Is XSIN 1 x is differentiable?

Is XSIN 1 x is differentiable?

Prove it is a differentiable function. x→0(xsin 1x ). x→0(xsin 1x )=0. (8) Therefore f(x) is differentiable at x=0 and f′(0) = 0.

Where is sin 1 x differentiable?

The function f(x)=sin(1/x) is differentiable on it’s domain. The derivative is f′(x)=cos(1/x)ddx1x=−1x2cos(1x).

How do you know if a function is differentiable at 0?

0 if x ≤ 0. f(h) h . f(h) h = 0. Since the left and right limits exist and are equal, the limit also exists, and f is differentiable at 0 with f (0) = 0.

Does the function f/x XSIN 1 x have a removable discontinuity at x 0?

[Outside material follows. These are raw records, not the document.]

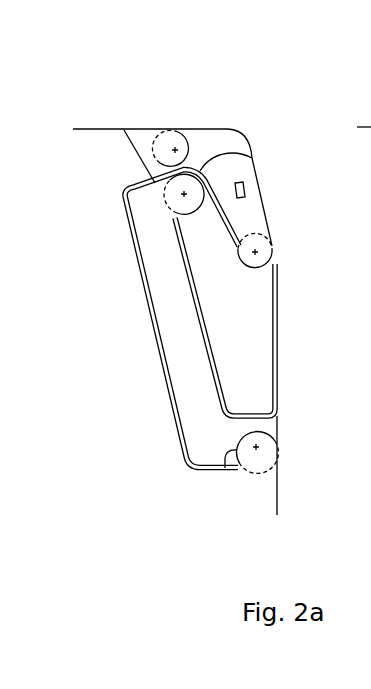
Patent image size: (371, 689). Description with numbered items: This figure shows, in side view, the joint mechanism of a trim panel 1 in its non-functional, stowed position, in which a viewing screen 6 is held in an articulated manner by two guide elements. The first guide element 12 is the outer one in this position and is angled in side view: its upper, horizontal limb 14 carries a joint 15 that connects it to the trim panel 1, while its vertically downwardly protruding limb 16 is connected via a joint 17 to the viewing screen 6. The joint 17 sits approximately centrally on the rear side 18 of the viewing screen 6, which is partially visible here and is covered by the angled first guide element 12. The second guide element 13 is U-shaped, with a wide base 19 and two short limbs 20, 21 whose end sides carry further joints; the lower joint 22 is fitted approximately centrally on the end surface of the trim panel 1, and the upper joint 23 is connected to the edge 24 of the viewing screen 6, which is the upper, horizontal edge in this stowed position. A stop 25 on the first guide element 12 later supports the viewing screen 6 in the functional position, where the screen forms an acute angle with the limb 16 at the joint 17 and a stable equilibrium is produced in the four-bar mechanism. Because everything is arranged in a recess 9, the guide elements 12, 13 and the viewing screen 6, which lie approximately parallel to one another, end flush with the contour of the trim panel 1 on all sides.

The trim panel 1 is at (93, 137).
The viewing screen 6 is at (266, 378).
The recess 9 is at (133, 268).
The first guide element 12 is at (240, 140).
The second guide element 13 is at (166, 372).
The upper horizontal limb 14 is at (208, 128).
The joint 15 is at (170, 127).
The vertically downwardly protruding limb 16 is at (252, 209).
The joint 17 is at (272, 245).
The rear side 18 is at (278, 316).
The base 19 is at (178, 318).
The short limb 20 is at (226, 470).
The short limb 21 is at (124, 130).
The lower joint 22 is at (271, 439).
The upper joint 23 is at (168, 200).
The edge 24 is at (253, 157).
The stop 25 is at (246, 190).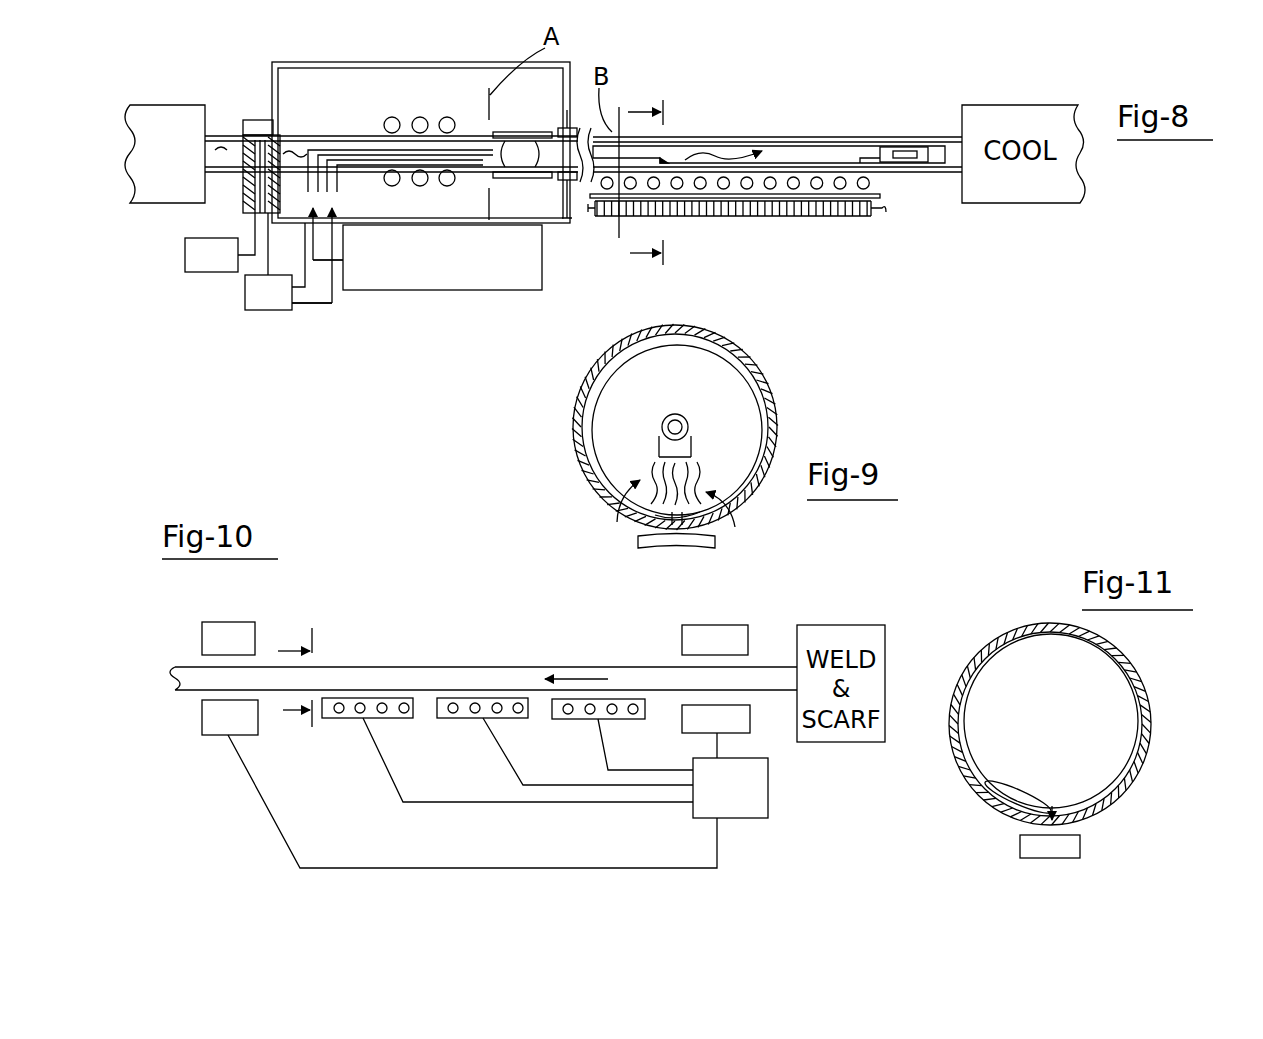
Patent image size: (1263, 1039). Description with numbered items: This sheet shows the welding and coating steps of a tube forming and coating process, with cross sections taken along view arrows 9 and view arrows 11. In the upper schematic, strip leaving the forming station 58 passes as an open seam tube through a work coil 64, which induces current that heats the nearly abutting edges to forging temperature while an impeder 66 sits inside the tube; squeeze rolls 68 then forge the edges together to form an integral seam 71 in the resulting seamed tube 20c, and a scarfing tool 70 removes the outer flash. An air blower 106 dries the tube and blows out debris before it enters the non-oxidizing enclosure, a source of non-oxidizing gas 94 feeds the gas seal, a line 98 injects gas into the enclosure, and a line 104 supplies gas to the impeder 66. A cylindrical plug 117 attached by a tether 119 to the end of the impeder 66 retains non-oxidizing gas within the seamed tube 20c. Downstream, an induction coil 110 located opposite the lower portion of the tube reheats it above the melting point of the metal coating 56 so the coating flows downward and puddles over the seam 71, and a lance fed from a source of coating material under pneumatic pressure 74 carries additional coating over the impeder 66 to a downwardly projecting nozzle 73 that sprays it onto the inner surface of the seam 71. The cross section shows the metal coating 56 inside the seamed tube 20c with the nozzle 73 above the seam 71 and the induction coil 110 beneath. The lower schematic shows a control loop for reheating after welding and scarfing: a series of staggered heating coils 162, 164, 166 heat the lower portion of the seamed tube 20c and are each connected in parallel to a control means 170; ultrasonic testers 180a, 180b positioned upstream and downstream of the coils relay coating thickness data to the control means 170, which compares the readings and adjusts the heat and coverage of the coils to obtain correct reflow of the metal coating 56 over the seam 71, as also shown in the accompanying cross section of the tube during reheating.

In FIG. 8, the forming station 58 is at (165, 105).
In FIG. 8, the scarfing tool 70 is at (316, 143).
In FIG. 8, the impeder 66 is at (362, 165).
In FIG. 8, the work coil 64 is at (447, 116).
In FIG. 8, the squeeze rolls 68 is at (530, 178).
In FIG. 8, the view arrows 9— 9 is at (654, 178).
In FIG. 8, the nozzle 73 is at (668, 160).
In FIG. 9, the nozzle 73 is at (660, 432).
In FIG. 8, the tether 119 is at (836, 158).
In FIG. 8, the cylindrical plug 117 is at (905, 147).
In FIG. 8, the induction coil 110 is at (738, 208).
In FIG. 9, the induction coil 110 is at (640, 546).
In FIG. 8, the air blower 106 is at (185, 258).
In FIG. 8, the source of non-oxidizing gas 94 is at (275, 261).
In FIG. 8, the line 98 is at (306, 306).
In FIG. 8, the line 104 is at (322, 305).
In FIG. 8, the source of coating material under pneumatic pressure 74 is at (395, 290).
In FIG. 9, the metal coating 56 is at (574, 445).
In FIG. 11, the metal coating 56 is at (1148, 703).
In FIG. 9, the seamed tube 20c is at (778, 412).
In FIG. 10, the seamed tube 20c is at (510, 667).
In FIG. 11, the seamed tube 20c is at (1146, 764).
In FIG. 9, the seam 71 is at (688, 528).
In FIG. 11, the seam 71 is at (977, 795).
In FIG. 10, the ultrasonic tester 180b is at (218, 622).
In FIG. 10, the ultrasonic tester 180a is at (680, 642).
In FIG. 10, the view arrows 11— 11 is at (318, 682).
In FIG. 10, the heating coil 162 is at (413, 720).
In FIG. 11, the heating coil 162 is at (1048, 845).
In FIG. 10, the heating coil 164 is at (530, 722).
In FIG. 10, the heating coil 166 is at (625, 720).
In FIG. 10, the control means 170 is at (730, 788).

The function f(x)=xsin(1/x) is not 0 at x=0 as it is not even defined there. But it does have a removable discontinuity there, i.e. limx→0xsin(1/x)=0. You can easily prove this using Squeeze Theorem, comparing f(x) to |x| because |sin(1/x)|≤1.

Is the function XSIN 1 x continuous?

The function sin(1/x). The function is odd, f(−x) = −f(x), its graph is symmetric with respect to the origin (0, 0) . As a composition of 1/x and sinx, f(x) is continuous at each point of its domain.

Does XSIN 1 x have a removable discontinuity?

So it isn’t a removable discontinuity. One might call this an essential discontinuity.

Is sine function always differentiable?

Theorem The function sin x is differentiable everywhere, and its derivative is cos x. Indeed, you can see that when sin x has zero slope cosine has value 0, and so on.

What is the domain of differentiability of sin inverse X?

The domain of sin−1 is [−1,1] and its range is [−π2,π2]. We can see from the graph that sin−1 is an odd function, that is, sin−1(−x)=−sin−1x.

How do you know if a function is differentiable?

A function is said to be differentiable if the derivative of the function exists at all points in its domain. Particularly, if a function f(x) is differentiable at x = a, then f′(a) exists in the domain.

How do you check a function is differentiable or not?

A function is formally considered differentiable if its derivative exists at each point in its domain, but what does this mean? It means that a function is differentiable everywhere its derivative is defined. So, as long as you can evaluate the derivative at every point on the curve, the function is differentiable.

Does this function have a discontinuity at x 0?

The function 1/x is continuous on (0, ∞) and on (−∞, 0), i.e., for x > 0 and for x < 0, in other words, at every point in its domain. However, it is not a continuous function since its domain is not an interval. It has a single point of discontinuity, namely x = 0, and it has an infinite discontinuity there.

Is X 2sin 1 x uniformly continuous?

The function g is continuous. Therefore it is uniformly continuous on any compact set. g′(x)=2xsin(1x)−cos(1x).